Yellowknife resident Michael Zemnicky said he no longer trusts dispatchers. He spoke with CBC through email because of his aphasia, a language disorder brought on by brain damage.
He said that in 2016 his ex-partner came to his apartment and wouldn't leave when he asked, so he phoned RCMP dispatch.
"I asked the officer to send some help and I told her my ex is very violent and I need [an] officer or she goes angry. The woman denied my request and told me that she needs to talk to her [the ex] on the phone," he said.
"I begged for her to send help and I was denied again," he said, adding the dispatcher insisted on talking to his ex on speaker-phone.

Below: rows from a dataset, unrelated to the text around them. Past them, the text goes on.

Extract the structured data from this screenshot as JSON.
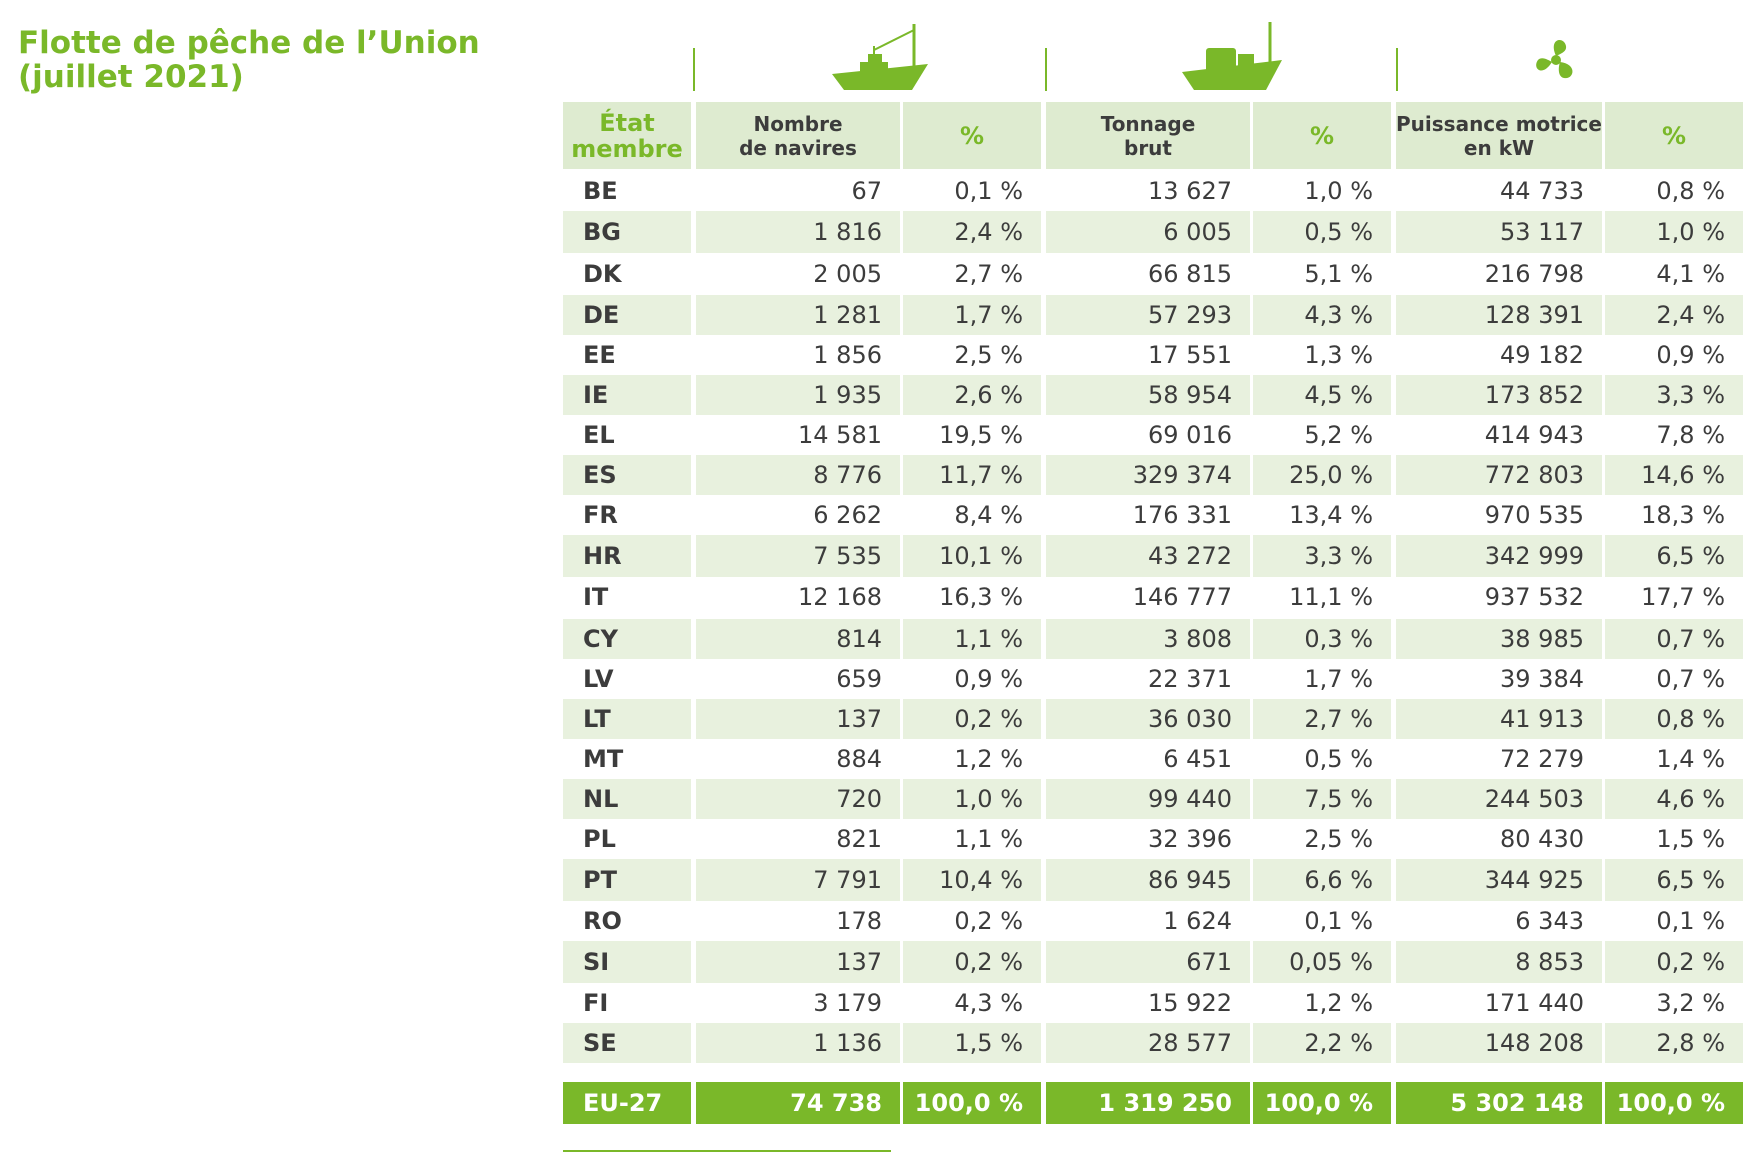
{
  "title": {
    "line1": "Flotte de pêche de l’Union",
    "line2": "(juillet 2021)"
  },
  "icons": [
    "fishing-boat-icon",
    "cargo-boat-icon",
    "propeller-icon"
  ],
  "headers": {
    "state": [
      "État",
      "membre"
    ],
    "vessels": [
      "Nombre",
      "de navires"
    ],
    "tonnage": [
      "Tonnage",
      "brut"
    ],
    "power": [
      "Puissance motrice",
      "en kW"
    ],
    "pct": "%"
  },
  "rows": [
    {
      "code": "BE",
      "vessels": "67",
      "vessels_pct": "0,1 %",
      "tonnage": "13 627",
      "tonnage_pct": "1,0 %",
      "power": "44 733",
      "power_pct": "0,8 %"
    },
    {
      "code": "BG",
      "vessels": "1 816",
      "vessels_pct": "2,4 %",
      "tonnage": "6 005",
      "tonnage_pct": "0,5 %",
      "power": "53 117",
      "power_pct": "1,0 %"
    },
    {
      "code": "DK",
      "vessels": "2 005",
      "vessels_pct": "2,7 %",
      "tonnage": "66 815",
      "tonnage_pct": "5,1 %",
      "power": "216 798",
      "power_pct": "4,1 %"
    },
    {
      "code": "DE",
      "vessels": "1 281",
      "vessels_pct": "1,7 %",
      "tonnage": "57 293",
      "tonnage_pct": "4,3 %",
      "power": "128 391",
      "power_pct": "2,4 %"
    },
    {
      "code": "EE",
      "vessels": "1 856",
      "vessels_pct": "2,5 %",
      "tonnage": "17 551",
      "tonnage_pct": "1,3 %",
      "power": "49 182",
      "power_pct": "0,9 %"
    },
    {
      "code": "IE",
      "vessels": "1 935",
      "vessels_pct": "2,6 %",
      "tonnage": "58 954",
      "tonnage_pct": "4,5 %",
      "power": "173 852",
      "power_pct": "3,3 %"
    },
    {
      "code": "EL",
      "vessels": "14 581",
      "vessels_pct": "19,5 %",
      "tonnage": "69 016",
      "tonnage_pct": "5,2 %",
      "power": "414 943",
      "power_pct": "7,8 %"
    },
    {
      "code": "ES",
      "vessels": "8 776",
      "vessels_pct": "11,7 %",
      "tonnage": "329 374",
      "tonnage_pct": "25,0 %",
      "power": "772 803",
      "power_pct": "14,6 %"
    },
    {
      "code": "FR",
      "vessels": "6 262",
      "vessels_pct": "8,4 %",
      "tonnage": "176 331",
      "tonnage_pct": "13,4 %",
      "power": "970 535",
      "power_pct": "18,3 %"
    },
    {
      "code": "HR",
      "vessels": "7 535",
      "vessels_pct": "10,1 %",
      "tonnage": "43 272",
      "tonnage_pct": "3,3 %",
      "power": "342 999",
      "power_pct": "6,5 %"
    },
    {
      "code": "IT",
      "vessels": "12 168",
      "vessels_pct": "16,3 %",
      "tonnage": "146 777",
      "tonnage_pct": "11,1 %",
      "power": "937 532",
      "power_pct": "17,7 %"
    },
    {
      "code": "CY",
      "vessels": "814",
      "vessels_pct": "1,1 %",
      "tonnage": "3 808",
      "tonnage_pct": "0,3 %",
      "power": "38 985",
      "power_pct": "0,7 %"
    },
    {
      "code": "LV",
      "vessels": "659",
      "vessels_pct": "0,9 %",
      "tonnage": "22 371",
      "tonnage_pct": "1,7 %",
      "power": "39 384",
      "power_pct": "0,7 %"
    },
    {
      "code": "LT",
      "vessels": "137",
      "vessels_pct": "0,2 %",
      "tonnage": "36 030",
      "tonnage_pct": "2,7 %",
      "power": "41 913",
      "power_pct": "0,8 %"
    },
    {
      "code": "MT",
      "vessels": "884",
      "vessels_pct": "1,2 %",
      "tonnage": "6 451",
      "tonnage_pct": "0,5 %",
      "power": "72 279",
      "power_pct": "1,4 %"
    },
    {
      "code": "NL",
      "vessels": "720",
      "vessels_pct": "1,0 %",
      "tonnage": "99 440",
      "tonnage_pct": "7,5 %",
      "power": "244 503",
      "power_pct": "4,6 %"
    },
    {
      "code": "PL",
      "vessels": "821",
      "vessels_pct": "1,1 %",
      "tonnage": "32 396",
      "tonnage_pct": "2,5 %",
      "power": "80 430",
      "power_pct": "1,5 %"
    },
    {
      "code": "PT",
      "vessels": "7 791",
      "vessels_pct": "10,4 %",
      "tonnage": "86 945",
      "tonnage_pct": "6,6 %",
      "power": "344 925",
      "power_pct": "6,5 %"
    },
    {
      "code": "RO",
      "vessels": "178",
      "vessels_pct": "0,2 %",
      "tonnage": "1 624",
      "tonnage_pct": "0,1 %",
      "power": "6 343",
      "power_pct": "0,1 %"
    },
    {
      "code": "SI",
      "vessels": "137",
      "vessels_pct": "0,2 %",
      "tonnage": "671",
      "tonnage_pct": "0,05 %",
      "power": "8 853",
      "power_pct": "0,2 %"
    },
    {
      "code": "FI",
      "vessels": "3 179",
      "vessels_pct": "4,3 %",
      "tonnage": "15 922",
      "tonnage_pct": "1,2 %",
      "power": "171 440",
      "power_pct": "3,2 %"
    },
    {
      "code": "SE",
      "vessels": "1 136",
      "vessels_pct": "1,5 %",
      "tonnage": "28 577",
      "tonnage_pct": "2,2 %",
      "power": "148 208",
      "power_pct": "2,8 %"
    }
  ],
  "total": {
    "code": "EU-27",
    "vessels": "74 738",
    "vessels_pct": "100,0 %",
    "tonnage": "1 319 250",
    "tonnage_pct": "100,0 %",
    "power": "5 302 148",
    "power_pct": "100,0 %"
  },
  "colors": {
    "accent": "#7ab829",
    "header_bg": "#deebd0",
    "stripe_bg": "#e8f1de"
  }
}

Zemnicky said he tried to hide as his ex became more violent, and that he was eventually treated by a doctor for injuries he sustained during the incident.
"I lost the faith for the RCMP 911 centre and I need help and they caused me to suffer and others too," he said.
36% vacancy rate in N.W.T.
As of October 2017, there was a 36 per cent vacancy rate in RCMP Operational Communications Centres in the Northwest Territories.
The CBC requested an interview with N.W.T. RCMP regarding dispatch staffing and these allegations, but no one was immediately available for comment.
The under-staffing affects employees' well-being and livelihood, said Nathalie Stringer, an assistant director with the Canadian Union of Public Employees (CUPE).
The union has filed to represent RCMP dispatch operators across Canada.
"I think they're tired," Stringer said. "They're working longer shifts. They're working extra hours, a lot of them are going on leave."
Stringer said if CUPE becomes the bargaining agent in a vote beginning next week, they'll start working on staffing issues.
"I think it's one of the biggest pressing issues that needs to be resolved as soon as possible."